Murilo Menezes*
Trabalho e vida pessoal
Trabalho e vida pessoal: dá para equilibrar?
No final do filme "O Poderoso Chefão", Michael Corleone está no seu escritório enquanto sua esposa Kay sai para preparar um drinque após uma conversa difícil. Seus caporegimes Clemenza, Lampone e Neri surgem para homenageá-lo como o novo Don Corleone. Neri então fecha a porta sob o olhar triste de Kay. Uma cena antológica.
Quando Michael e Kay aparecem na história pela primeira vez ainda como namorados, ele conta a ela os detalhes por vezes brutais do negócio dos Corleone, mas deixa claro que “isso é a minha família, não eu.” Traçada por seu pai, a trajetória de vida dele seria diferente dos outros filhos: recém-condecorado como herói de guerra, ele seria um político influente.
Mas quando chegamos à cena final, Michael já é uma outra pessoa. Ele matou duas pessoas a sangue frio, fugiu de seu país, viu sua primeira esposa morrer numa explosão de um carro, lidou com o assassinato de seu irmão mais velho Santino e com a morte de seu pai e consigliere, Vito Corleone.

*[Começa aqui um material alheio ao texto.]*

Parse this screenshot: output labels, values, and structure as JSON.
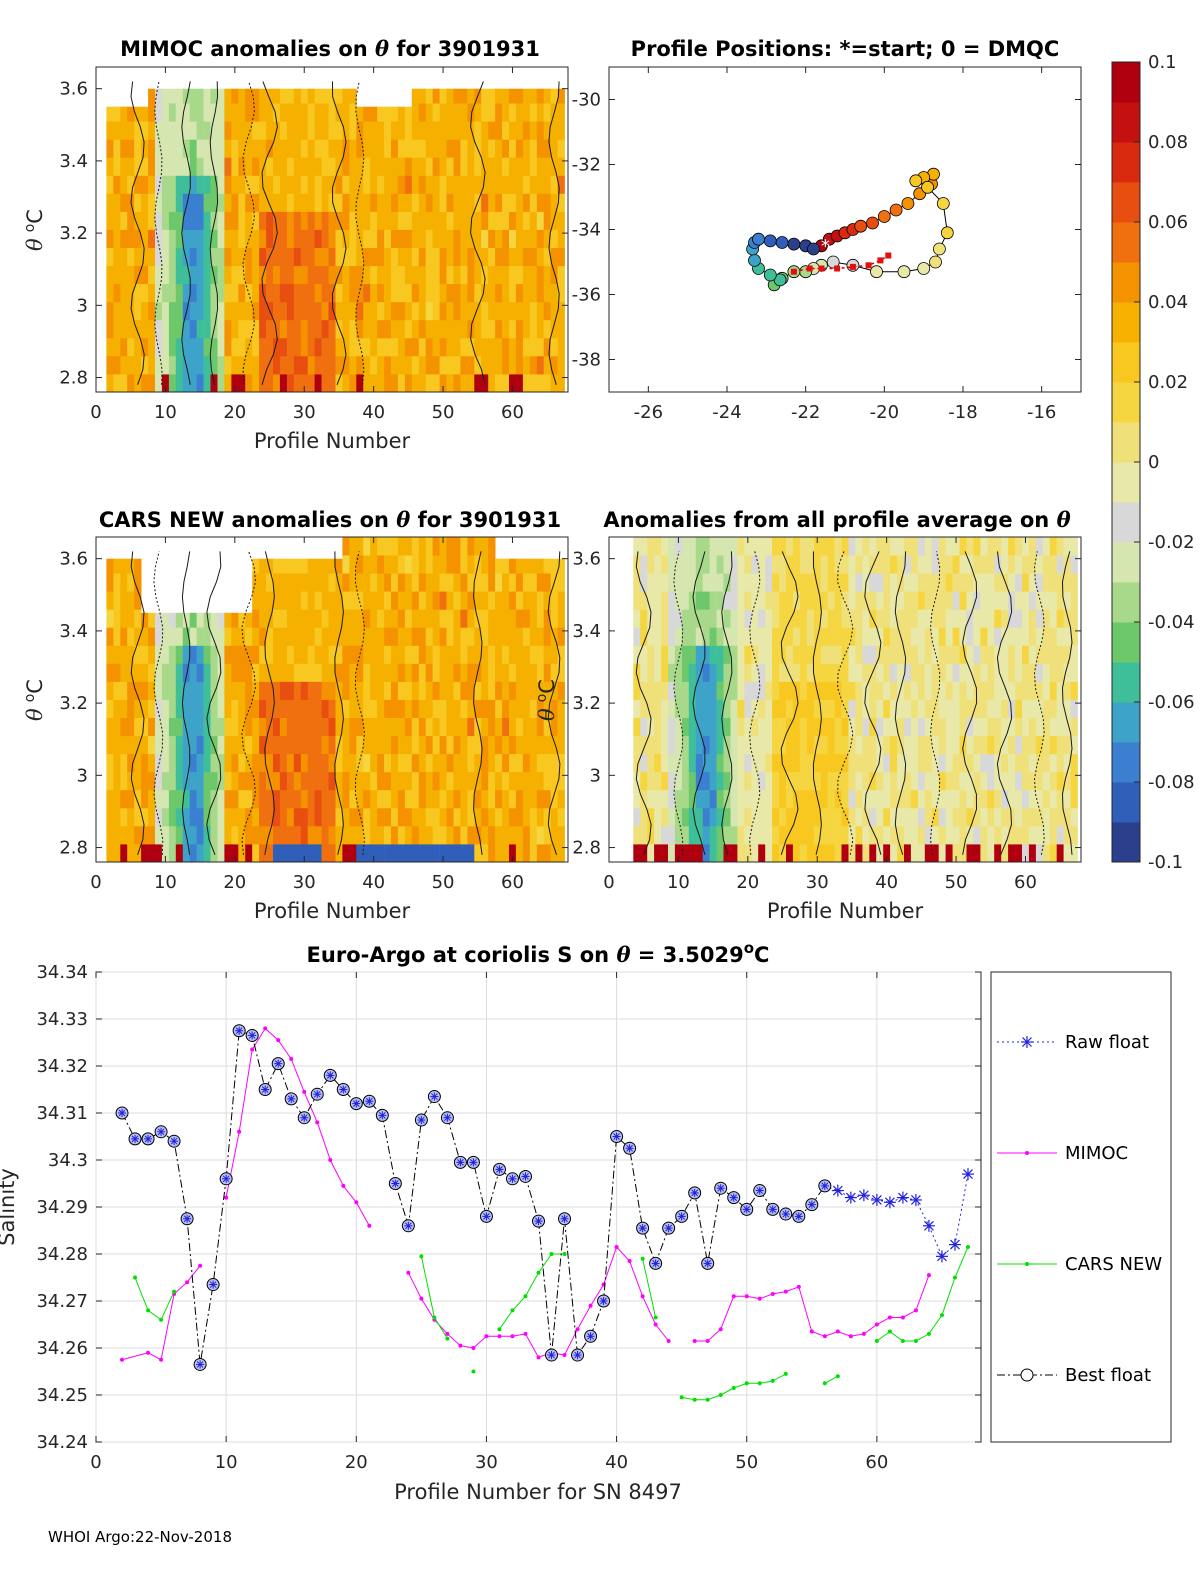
{
  "footer": "WHOI Argo:22-Nov-2018",
  "colorbar": {
    "ticks": [
      "0.1",
      "0.08",
      "0.06",
      "0.04",
      "0.02",
      "0",
      "-0.02",
      "-0.04",
      "-0.06",
      "-0.08",
      "-0.1"
    ],
    "colors": [
      "#2c3f8c",
      "#2f5fb8",
      "#3a7fd0",
      "#3ea3c8",
      "#3fbf99",
      "#6cc86a",
      "#a8d98a",
      "#d6e6b0",
      "#d8d8d8",
      "#e8e8a8",
      "#f0e07a",
      "#f6d640",
      "#f8c820",
      "#f5b000",
      "#f59200",
      "#f07010",
      "#e84e10",
      "#d92a10",
      "#c41010",
      "#b00010"
    ]
  },
  "chart_data": [
    {
      "type": "heatmap",
      "title_pre": "MIMOC anomalies on ",
      "title_post": " for 3901931",
      "theta": "θ",
      "xlabel": "Profile Number",
      "ylabel_sym": "θ",
      "ylabel_unit": "C",
      "xlim": [
        0,
        68
      ],
      "ylim": [
        2.76,
        3.66
      ],
      "xticks": [
        "0",
        "10",
        "20",
        "30",
        "40",
        "50",
        "60"
      ],
      "yticks": [
        "2.8",
        "3",
        "3.2",
        "3.4",
        "3.6"
      ]
    },
    {
      "type": "scatter",
      "title": "Profile Positions: *=start; 0 = DMQC",
      "xlim": [
        -27,
        -15
      ],
      "ylim": [
        -39,
        -29
      ],
      "xticks": [
        "-26",
        "-24",
        "-22",
        "-20",
        "-18",
        "-16"
      ],
      "yticks": [
        "-30",
        "-32",
        "-34",
        "-36",
        "-38"
      ],
      "lon": [
        -21.6,
        -21.4,
        -21.2,
        -21.0,
        -20.8,
        -20.6,
        -20.3,
        -20.0,
        -19.7,
        -19.4,
        -19.1,
        -18.8,
        -18.75,
        -19.0,
        -19.2,
        -18.9,
        -18.5,
        -18.4,
        -18.6,
        -18.7,
        -19.0,
        -19.5,
        -20.2,
        -20.8,
        -21.3,
        -21.6,
        -21.8,
        -22.0,
        -22.3,
        -22.6,
        -22.8,
        -22.65,
        -22.9,
        -23.2,
        -23.3,
        -23.35,
        -23.3,
        -23.2,
        -22.9,
        -22.6,
        -22.3,
        -22.0,
        -21.8
      ],
      "lat": [
        -34.5,
        -34.3,
        -34.2,
        -34.1,
        -34.0,
        -33.9,
        -33.8,
        -33.6,
        -33.4,
        -33.2,
        -32.9,
        -32.6,
        -32.3,
        -32.4,
        -32.5,
        -32.7,
        -33.2,
        -34.1,
        -34.6,
        -35.0,
        -35.2,
        -35.3,
        -35.3,
        -35.1,
        -35.0,
        -35.1,
        -35.2,
        -35.3,
        -35.3,
        -35.5,
        -35.7,
        -35.55,
        -35.4,
        -35.2,
        -34.95,
        -34.6,
        -34.4,
        -34.3,
        -34.35,
        -34.4,
        -34.45,
        -34.5,
        -34.6
      ],
      "dmqc_lon": [
        -22.3,
        -21.9,
        -21.6,
        -21.2,
        -20.8,
        -20.4,
        -20.1,
        -19.9
      ],
      "dmqc_lat": [
        -35.3,
        -35.2,
        -35.2,
        -35.2,
        -35.15,
        -35.1,
        -34.95,
        -34.8
      ]
    },
    {
      "type": "heatmap",
      "title_pre": "CARS NEW anomalies on ",
      "title_post": " for 3901931",
      "theta": "θ",
      "xlabel": "Profile Number",
      "ylabel_sym": "θ",
      "ylabel_unit": "C",
      "xlim": [
        0,
        68
      ],
      "ylim": [
        2.76,
        3.66
      ],
      "xticks": [
        "0",
        "10",
        "20",
        "30",
        "40",
        "50",
        "60"
      ],
      "yticks": [
        "2.8",
        "3",
        "3.2",
        "3.4",
        "3.6"
      ]
    },
    {
      "type": "heatmap",
      "title_pre": "Anomalies from all profile average on ",
      "title_post": "",
      "theta": "θ",
      "xlabel": "Profile Number",
      "ylabel_sym": "θ",
      "ylabel_unit": "C",
      "xlim": [
        0,
        68
      ],
      "ylim": [
        2.76,
        3.66
      ],
      "xticks": [
        "0",
        "10",
        "20",
        "30",
        "40",
        "50",
        "60"
      ],
      "yticks": [
        "2.8",
        "3",
        "3.2",
        "3.4",
        "3.6"
      ]
    },
    {
      "type": "line",
      "title_pre": "Euro-Argo at coriolis S on ",
      "title_mid": " = 3.5029",
      "title_sup": "o",
      "title_post": "C",
      "theta": "θ",
      "xlabel": "Profile Number for SN 8497",
      "ylabel": "Salinity",
      "xlim": [
        0,
        68
      ],
      "ylim": [
        34.24,
        34.34
      ],
      "xticks": [
        "0",
        "10",
        "20",
        "30",
        "40",
        "50",
        "60"
      ],
      "yticks": [
        "34.24",
        "34.25",
        "34.26",
        "34.27",
        "34.28",
        "34.29",
        "34.3",
        "34.31",
        "34.32",
        "34.33",
        "34.34"
      ],
      "series": [
        {
          "name": "Raw float",
          "color": "#2020e0",
          "x": [
            56,
            57,
            58,
            59,
            60,
            61,
            62,
            63,
            64,
            65,
            66,
            67
          ],
          "y": [
            34.2945,
            34.2935,
            34.292,
            34.2925,
            34.2915,
            34.291,
            34.292,
            34.2915,
            34.286,
            34.2795,
            34.282,
            34.297
          ]
        },
        {
          "name": "MIMOC",
          "color": "#ff00ff",
          "x": [
            2,
            4,
            5,
            6,
            7,
            8,
            null,
            10,
            11,
            12,
            13,
            14,
            15,
            16,
            17,
            18,
            19,
            20,
            21,
            null,
            24,
            25,
            26,
            27,
            28,
            29,
            30,
            31,
            32,
            33,
            34,
            35,
            36,
            37,
            38,
            39,
            40,
            41,
            42,
            43,
            44,
            null,
            46,
            47,
            48,
            49,
            50,
            51,
            52,
            53,
            54,
            55,
            56,
            57,
            58,
            59,
            60,
            61,
            62,
            63,
            64
          ],
          "y": [
            34.2575,
            34.259,
            34.2575,
            34.2715,
            34.274,
            34.2775,
            null,
            34.292,
            34.306,
            34.3235,
            34.328,
            34.3255,
            34.3215,
            34.3145,
            34.308,
            34.3,
            34.2945,
            34.291,
            34.286,
            null,
            34.276,
            34.2705,
            34.266,
            34.263,
            34.2605,
            34.26,
            34.2625,
            34.2625,
            34.2625,
            34.263,
            34.258,
            34.259,
            34.2585,
            34.264,
            34.269,
            34.2735,
            34.2815,
            34.2785,
            34.271,
            34.265,
            34.2615,
            null,
            34.2615,
            34.2615,
            34.264,
            34.271,
            34.271,
            34.2705,
            34.2715,
            34.272,
            34.273,
            34.2635,
            34.2625,
            34.2635,
            34.2625,
            34.263,
            34.265,
            34.2665,
            34.2665,
            34.268,
            34.2755
          ],
          "y_dummy": 0
        },
        {
          "name": "CARS NEW",
          "color": "#00e000",
          "x": [
            3,
            4,
            5,
            6,
            null,
            25,
            26,
            27,
            null,
            29,
            null,
            31,
            32,
            33,
            34,
            35,
            36,
            null,
            42,
            43,
            null,
            45,
            46,
            47,
            48,
            49,
            50,
            51,
            52,
            53,
            null,
            56,
            57,
            null,
            60,
            61,
            62,
            63,
            64,
            65,
            66,
            67
          ],
          "y": [
            34.275,
            34.268,
            34.266,
            34.272,
            null,
            34.2795,
            34.2665,
            34.262,
            null,
            34.255,
            null,
            34.264,
            34.268,
            34.271,
            34.276,
            34.28,
            34.28,
            null,
            34.279,
            34.2665,
            null,
            34.2495,
            34.249,
            34.249,
            34.25,
            34.2515,
            34.2525,
            34.2525,
            34.253,
            34.2545,
            null,
            34.2525,
            34.254,
            null,
            34.2615,
            34.2635,
            34.2615,
            34.2615,
            34.263,
            34.267,
            34.275,
            34.2815
          ]
        },
        {
          "name": "Best float",
          "color": "#000000",
          "x": [
            2,
            3,
            4,
            5,
            6,
            7,
            8,
            9,
            10,
            11,
            12,
            13,
            14,
            15,
            16,
            17,
            18,
            19,
            20,
            21,
            22,
            23,
            24,
            25,
            26,
            27,
            28,
            29,
            30,
            31,
            32,
            33,
            34,
            35,
            36,
            37,
            38,
            39,
            40,
            41,
            42,
            43,
            44,
            45,
            46,
            47,
            48,
            49,
            50,
            51,
            52,
            53,
            54,
            55,
            56
          ],
          "y": [
            34.31,
            34.3045,
            34.3045,
            34.306,
            34.304,
            34.2875,
            34.2565,
            34.2735,
            34.296,
            34.3275,
            34.3265,
            34.315,
            34.3205,
            34.313,
            34.309,
            34.314,
            34.318,
            34.315,
            34.312,
            34.3125,
            34.3095,
            34.295,
            34.286,
            34.3085,
            34.3135,
            34.309,
            34.2995,
            34.2995,
            34.288,
            34.298,
            34.296,
            34.2965,
            34.287,
            34.2585,
            34.2875,
            34.2585,
            34.2625,
            34.27,
            34.305,
            34.3025,
            34.2855,
            34.278,
            34.2855,
            34.288,
            34.293,
            34.278,
            34.294,
            34.292,
            34.2895,
            34.2935,
            34.2895,
            34.2885,
            34.288,
            34.2905,
            34.2945
          ]
        }
      ]
    }
  ]
}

É uma sucessão de acontecimentos que obviamente muda qualquer um. Michael se transforma no gangster que ordena os assassinatos de todos os mafiosos rivais e assume o controle da Máfia de Nova York.
Mas o real significado da última cena do "O Poderoso Chefão" não é que Kay foi barrada dos negócios de seu marido, e sim que Michael é quem se isola do mundo exterior.
Ele faz isso pois tem nos ombros a responsabilidade de transformar o negócio dos Corleone em algo legítimo (que é o seu foco nos dois filmes da sequência).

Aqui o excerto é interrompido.